Often, during these walks, we met poor people. I was always chosen to give them an alms, which made me feel very happy. Sometimes, my dear Father, knowing the way was too long for his little Queen, took me home. This was a cause of grief, and to console me Céline would fill her basket with daisies, and give them to me on her return.
Truly everything on earth smiled on me; I found flowers strewn at every step, and my naturally happy disposition helped to make life bright. But a new era was about to dawn.
I was to be the Spouse of Our Lord at such an early age that it was necessary I should suffer from my childhood. As the early spring flowers begin to come up under the snow and open at the first rays of the sun, so the Little Flower whose story I am writing had to pass through the winter of trial and to have her tender cup filled with the dew of tears.”
As Pope John Paul II said in his Apostolic Letter, Divini Amoris Scientia (19th October 1997):
"If considered in its literary genre, corresponding to her education and culture, and if evaluated according to the particular circumstances of her era, the doctrine of Thérèse of Lisieux appears in providential harmony with the Church's most authentic tradition, both for its confession of the Catholic faith and for its promotion of the most genuine spiritual life, presented to all the faithful in a living, accessible language"
However, if you find the language and imagery syrupy and too sweet, and prefer something more sophisticated look at another vision of flowers, again from 19th century France in Les Fleurs du mal (often translated as The Flowers of Evil), a volume of French poetry by Charles Baudelaire.
First published in 1857, it was important in the symbolist and modernist movements. The subject matter of these poems deals with themes relating to decadence and eroticism
The foreword to the volume, identifying Satan with the pseudonymous alchemist Hermes Trismegistus and calling boredom the worst of miseries, neatly sets the general tone of what is to follow:
Si le viol, le poison, le poignard, l'incendie,
N'ont pas encore brodé de leurs plaisants dessins
Le canevas banal de nos piteux destins,
C'est que notre âme, hélas! n'est pas assez hardie.

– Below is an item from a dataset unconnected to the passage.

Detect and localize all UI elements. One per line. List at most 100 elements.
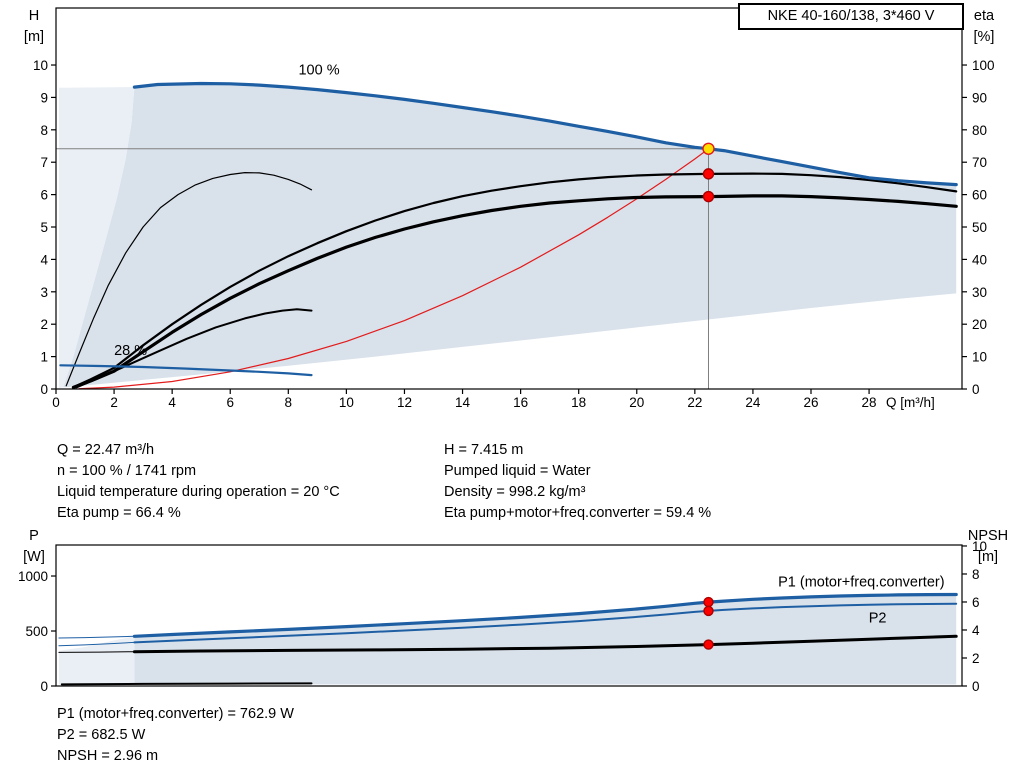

If rape and poison, dagger and burning,
Have still not embroidered their pleasant designs
On the banal canvas of our pitiable destinies,
It's because our souls, alas, are not bold enough!
The preface concludes with the following malediction:
C'est l'Ennui! —l'œil chargé d'un pleur involontaire,
Il rêve d'échafauds en fumant son houka.
Tu le connais, lecteur, ce monstre délicat,
—Hypocrite lecteur,—mon semblable,—mon frère!
It's Ennui! — his eye brimming with spontaneous tear
He dreams of the gallows in the haze of his hookah.
You know him, reader, this delicate monster,
Hypocritical reader, my likeness, my brother!
I shall leave you to judge which vision is preferable.